Type of technology: Website
SAMR Model Rating: Redefinition
Grade level: TK-2
Subject area: Coding
I had never done anything with coding. In fact I didn’t even really know exactly what it was, but I didn’t want this to stop my students from learning about it. After all, by the time my first graders start their own careers 20 years from now, coding and computer science will be even more prevalent than it is today.
I heard about code.org and the “hour of code”, and about how to set up an account for my class and all of my students, and I was overwhelmed and hesitant to try something so new and foreign with my class. I didn’t think I had the time to figure out how to code and set up my class on code.org, let alone teach it to my students, but I was curious enough to at least go check out the website.
After spending a bit of time poking around, I found something I thought would be good for my students considering their age and ability, and good for me considering my lack of experience and time limitations. It took me a few weeks to build up the courage to try, but I am glad I did. It was very successful and positive experience for both myself and my students. They can’t wait to try it again.
So here’s what we did and how it went:
has courses on their website that anyone can access without setting up accounts for your students, which was exactly what I needed to get started.
I chose Course 1
, because it started off really easy, and my students didn’t have to read a bunch of instructions to participate. After all, they are 1st graders…so they are still learning how to read.
The students start off assembling puzzles. The puzzles eventually start to look like lines of code. Then, they start putting the lines together to get an angry bird’s character to move through a maze. The mazes get progressively harder as they work through the course. The program is set up so that students try again and again, until they get it correct. At one point the students had to match different lines of code to different mazes. There are also videos that help explain how to code and what coding is throughout the course.

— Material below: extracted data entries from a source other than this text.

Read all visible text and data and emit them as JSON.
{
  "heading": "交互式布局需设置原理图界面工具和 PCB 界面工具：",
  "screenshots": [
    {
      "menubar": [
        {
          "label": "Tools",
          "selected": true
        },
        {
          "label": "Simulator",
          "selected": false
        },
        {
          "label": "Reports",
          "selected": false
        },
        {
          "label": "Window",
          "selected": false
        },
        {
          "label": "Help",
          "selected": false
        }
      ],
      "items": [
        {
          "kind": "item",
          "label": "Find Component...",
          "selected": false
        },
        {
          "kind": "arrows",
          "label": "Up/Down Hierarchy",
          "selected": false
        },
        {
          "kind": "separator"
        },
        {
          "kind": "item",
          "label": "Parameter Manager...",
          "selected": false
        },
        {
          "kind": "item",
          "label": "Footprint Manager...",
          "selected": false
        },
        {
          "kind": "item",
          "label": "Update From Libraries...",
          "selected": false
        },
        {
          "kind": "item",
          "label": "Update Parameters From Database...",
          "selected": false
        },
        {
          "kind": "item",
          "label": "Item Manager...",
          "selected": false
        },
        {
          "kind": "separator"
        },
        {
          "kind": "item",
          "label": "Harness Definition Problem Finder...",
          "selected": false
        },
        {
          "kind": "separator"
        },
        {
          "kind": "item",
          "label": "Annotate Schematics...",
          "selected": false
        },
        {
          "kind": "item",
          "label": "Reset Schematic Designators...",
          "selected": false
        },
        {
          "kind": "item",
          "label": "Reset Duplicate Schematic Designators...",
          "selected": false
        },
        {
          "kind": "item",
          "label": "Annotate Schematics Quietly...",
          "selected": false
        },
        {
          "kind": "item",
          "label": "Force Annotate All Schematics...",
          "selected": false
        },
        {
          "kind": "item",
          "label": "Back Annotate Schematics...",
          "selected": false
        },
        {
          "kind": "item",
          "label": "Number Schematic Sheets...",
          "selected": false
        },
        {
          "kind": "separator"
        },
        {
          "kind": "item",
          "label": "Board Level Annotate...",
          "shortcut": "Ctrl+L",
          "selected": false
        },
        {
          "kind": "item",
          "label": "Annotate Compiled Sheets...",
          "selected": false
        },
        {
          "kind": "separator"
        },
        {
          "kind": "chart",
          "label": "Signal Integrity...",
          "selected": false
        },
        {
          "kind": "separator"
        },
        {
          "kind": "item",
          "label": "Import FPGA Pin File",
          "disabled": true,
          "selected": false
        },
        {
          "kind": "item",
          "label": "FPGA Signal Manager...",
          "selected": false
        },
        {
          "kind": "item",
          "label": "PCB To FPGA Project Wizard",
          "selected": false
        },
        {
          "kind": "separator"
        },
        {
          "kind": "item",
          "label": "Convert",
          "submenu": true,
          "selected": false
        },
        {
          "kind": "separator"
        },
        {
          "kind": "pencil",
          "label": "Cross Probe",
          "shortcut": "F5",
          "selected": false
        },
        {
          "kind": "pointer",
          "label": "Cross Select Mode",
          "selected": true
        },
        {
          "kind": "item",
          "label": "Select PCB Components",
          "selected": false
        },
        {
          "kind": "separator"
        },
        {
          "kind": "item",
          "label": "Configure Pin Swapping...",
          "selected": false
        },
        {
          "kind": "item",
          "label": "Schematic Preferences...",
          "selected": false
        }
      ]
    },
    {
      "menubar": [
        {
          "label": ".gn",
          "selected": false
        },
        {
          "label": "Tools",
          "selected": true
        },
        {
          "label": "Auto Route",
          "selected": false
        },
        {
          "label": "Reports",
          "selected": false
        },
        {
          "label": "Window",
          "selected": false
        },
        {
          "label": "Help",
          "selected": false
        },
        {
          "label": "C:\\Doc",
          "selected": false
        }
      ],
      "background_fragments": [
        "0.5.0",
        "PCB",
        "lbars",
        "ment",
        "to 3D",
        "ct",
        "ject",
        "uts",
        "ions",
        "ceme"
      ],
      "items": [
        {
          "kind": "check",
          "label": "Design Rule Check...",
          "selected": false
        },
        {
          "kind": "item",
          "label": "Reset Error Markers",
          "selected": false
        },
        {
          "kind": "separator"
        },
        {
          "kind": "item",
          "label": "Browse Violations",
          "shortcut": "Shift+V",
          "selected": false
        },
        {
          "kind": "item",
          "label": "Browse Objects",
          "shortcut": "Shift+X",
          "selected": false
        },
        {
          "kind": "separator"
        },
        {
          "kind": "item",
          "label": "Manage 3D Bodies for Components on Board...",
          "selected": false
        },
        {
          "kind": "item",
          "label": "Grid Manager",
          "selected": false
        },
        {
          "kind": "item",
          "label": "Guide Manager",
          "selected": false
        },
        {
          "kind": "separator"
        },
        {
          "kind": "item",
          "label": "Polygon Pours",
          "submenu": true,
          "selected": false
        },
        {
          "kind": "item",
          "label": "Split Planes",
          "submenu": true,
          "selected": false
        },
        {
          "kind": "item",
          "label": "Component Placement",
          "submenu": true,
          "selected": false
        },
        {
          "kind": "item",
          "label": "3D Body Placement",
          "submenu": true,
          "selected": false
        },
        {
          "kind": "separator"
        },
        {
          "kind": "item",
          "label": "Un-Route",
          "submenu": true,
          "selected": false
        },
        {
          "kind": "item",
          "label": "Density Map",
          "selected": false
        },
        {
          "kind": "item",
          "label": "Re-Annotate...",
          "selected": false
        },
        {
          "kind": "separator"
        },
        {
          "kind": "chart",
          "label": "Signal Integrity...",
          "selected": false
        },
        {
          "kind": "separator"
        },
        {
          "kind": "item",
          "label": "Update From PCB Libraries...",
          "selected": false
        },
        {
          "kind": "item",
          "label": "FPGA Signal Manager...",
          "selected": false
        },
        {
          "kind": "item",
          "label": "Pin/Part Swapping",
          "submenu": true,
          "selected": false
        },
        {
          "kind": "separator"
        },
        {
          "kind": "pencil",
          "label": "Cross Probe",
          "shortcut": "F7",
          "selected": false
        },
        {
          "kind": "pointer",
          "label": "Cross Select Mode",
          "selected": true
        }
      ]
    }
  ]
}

My students were engaged, excited, and challenged.
My class had so much fun coding, and it was interesting to see how quickly some of my students were able to figure it out. A few of my students who struggle the most with reading and math, were some of the best at coding. It made them feel proud and excited to learn something new.
Some people might ask, “Why is coding relevant for 1st graders?” My answer to this is, it is our job as educators to prepare our students for the future they will inherit, and computer programing is a big part of that future. A lot of what my students did on code.org was a lot like playing video games, but it was also valuable and educational on many levels. My students had to use a lot of problem solving skills to be successful, and they also had to keep trying again and again to figure out how to code. They learned what coding is and what it does. They also learned more about using web browsers, navigating websites, keyboarding, and using computers in general.

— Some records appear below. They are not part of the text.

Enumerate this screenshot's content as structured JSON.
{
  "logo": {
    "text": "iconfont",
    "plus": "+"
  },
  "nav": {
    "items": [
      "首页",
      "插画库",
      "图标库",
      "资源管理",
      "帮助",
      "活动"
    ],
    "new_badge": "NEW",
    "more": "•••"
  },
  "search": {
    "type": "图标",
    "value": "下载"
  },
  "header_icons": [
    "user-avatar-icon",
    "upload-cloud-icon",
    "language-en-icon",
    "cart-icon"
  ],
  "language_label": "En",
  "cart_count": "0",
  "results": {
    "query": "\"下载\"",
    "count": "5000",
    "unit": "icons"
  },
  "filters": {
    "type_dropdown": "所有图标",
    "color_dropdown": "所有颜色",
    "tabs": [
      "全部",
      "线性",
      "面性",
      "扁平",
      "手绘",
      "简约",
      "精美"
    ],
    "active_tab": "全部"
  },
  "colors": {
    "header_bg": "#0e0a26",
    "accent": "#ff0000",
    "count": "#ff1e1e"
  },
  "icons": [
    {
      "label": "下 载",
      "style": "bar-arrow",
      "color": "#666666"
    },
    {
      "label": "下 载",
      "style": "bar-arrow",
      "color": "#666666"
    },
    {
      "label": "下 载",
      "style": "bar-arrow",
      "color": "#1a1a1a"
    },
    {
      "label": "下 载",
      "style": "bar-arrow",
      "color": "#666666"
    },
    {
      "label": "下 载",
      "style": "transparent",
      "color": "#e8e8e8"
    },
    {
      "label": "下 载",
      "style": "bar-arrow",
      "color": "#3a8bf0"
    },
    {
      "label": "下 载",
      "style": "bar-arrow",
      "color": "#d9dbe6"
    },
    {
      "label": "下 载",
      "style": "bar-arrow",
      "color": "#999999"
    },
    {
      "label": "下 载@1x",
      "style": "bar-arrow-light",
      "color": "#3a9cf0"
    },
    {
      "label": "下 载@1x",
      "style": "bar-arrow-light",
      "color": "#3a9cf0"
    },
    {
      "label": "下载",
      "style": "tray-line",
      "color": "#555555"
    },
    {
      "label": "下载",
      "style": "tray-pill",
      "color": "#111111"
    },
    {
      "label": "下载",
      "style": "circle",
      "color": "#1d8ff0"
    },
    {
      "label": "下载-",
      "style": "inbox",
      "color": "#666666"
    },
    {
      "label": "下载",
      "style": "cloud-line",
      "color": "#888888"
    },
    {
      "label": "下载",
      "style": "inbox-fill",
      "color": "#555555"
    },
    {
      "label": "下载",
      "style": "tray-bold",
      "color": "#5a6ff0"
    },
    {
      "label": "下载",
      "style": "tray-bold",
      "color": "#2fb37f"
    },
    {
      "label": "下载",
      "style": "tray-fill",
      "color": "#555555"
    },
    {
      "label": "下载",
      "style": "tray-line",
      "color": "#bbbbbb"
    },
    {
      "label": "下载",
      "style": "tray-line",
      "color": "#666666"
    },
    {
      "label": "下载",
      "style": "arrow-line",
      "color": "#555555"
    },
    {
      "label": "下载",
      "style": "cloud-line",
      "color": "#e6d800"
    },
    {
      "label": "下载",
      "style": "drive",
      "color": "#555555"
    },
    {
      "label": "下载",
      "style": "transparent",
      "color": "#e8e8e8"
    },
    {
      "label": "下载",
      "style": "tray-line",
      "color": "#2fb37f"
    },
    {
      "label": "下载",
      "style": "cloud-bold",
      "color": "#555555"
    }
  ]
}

The only tricky part about doing a lesson on coding with my class, was getting everyone logged in to code.org, and even that was pretty easy. I don’t know why I was so nervous to try it out. I hope this post helps other teachers try coding with their class. My students are eager to do it again…and so am I.
*Special thanks to David Lovejoy (SBU Tech TOSA) who helped me with this lesson. I especially liked how he helped explain coding as a language like English or Spanish, that allows us to talk to computers and tell them what to do.